READ_CSV() gotcha [message #90721] |
Fri, 03 April 2015 10:44  |
wlandsman
Messages: 743 Registered: June 2000
|
Senior Member |
|
|
The documentation for READ_CSV() describes how a column is stored as Double, rather than an integer type, if it has a decimal point or an exponent.
What it doesn't say is that READ_CSV() only looks at the first 100 rows, so that if these first 100 numbers are compatible with an integer (no decimal points or exponents) then the entire column is read as an integer. In my case, the data becomes floating point after about 2000 rows (with values between 0 and 1), so these are all truncated to zero.
There doesn't seem to be an easy fix, e.g. a way to force a column to be read as Double, so I ended up writing a specialized reader. --Wayne
|
|
|
Re: READ_CSV() gotcha [message #90742 is a reply to message #90721] |
Wed, 08 April 2015 16:36  |
penteado
Messages: 866 Registered: February 2018
|
Senior Member Administrator |
|
|
Hello Wayne,
It seems this has come in a bit late, but I have an altered version of read_csv(), which provides a bunch of additional options, including allowing the user to choose how many rows to use for testing (select 0, to use all rows), it makes the resulting structure get field names based on the csv header, and has more elaborate options to control the testing for column types:
http://ppenteado.net/idl/pp_lib/doc/read_csv_pp.html
I generally use it with the /transp keyword, so that the result is a structure array, with one element per csv row, which I find more useful.

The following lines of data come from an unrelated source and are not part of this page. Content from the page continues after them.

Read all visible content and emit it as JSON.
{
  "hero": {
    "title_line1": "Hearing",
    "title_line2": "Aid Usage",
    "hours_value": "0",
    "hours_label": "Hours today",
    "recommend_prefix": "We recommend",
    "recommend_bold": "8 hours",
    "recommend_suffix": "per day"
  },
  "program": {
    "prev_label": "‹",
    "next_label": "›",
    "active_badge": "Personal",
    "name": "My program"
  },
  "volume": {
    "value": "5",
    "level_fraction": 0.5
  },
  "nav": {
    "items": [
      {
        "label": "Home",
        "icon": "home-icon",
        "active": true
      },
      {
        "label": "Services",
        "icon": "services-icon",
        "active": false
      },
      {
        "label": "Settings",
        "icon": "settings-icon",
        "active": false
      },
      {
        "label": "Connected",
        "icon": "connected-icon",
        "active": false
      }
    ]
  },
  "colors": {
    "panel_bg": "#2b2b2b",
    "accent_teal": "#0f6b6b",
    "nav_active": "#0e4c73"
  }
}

It also has a companion, write_csv_pp, which is a wrapper to write_csv, to create a csv with a table header with a structure's field names.
http://ppenteado.net/idl/pp_lib/doc
On Friday, April 3, 2015 at 2:45:00 PM UTC-3, wlandsman wrote:
> The documentation for READ_CSV() describes how a column is stored as Double, rather than an integer type, if it has a decimal point or an exponent.
>
> What it doesn't say is that READ_CSV() only looks at the first 100 rows, so that if these first 100 numbers are compatible with an integer (no decimal points or exponents) then the entire column is read as an integer. In my case, the data becomes floating point after about 2000 rows (with values between 0 and 1), so these are all truncated to zero.
>
> There doesn't seem to be an easy fix, e.g. a way to force a column to be read as Double, so I ended up writing a specialized reader. --Wayne
|
|
|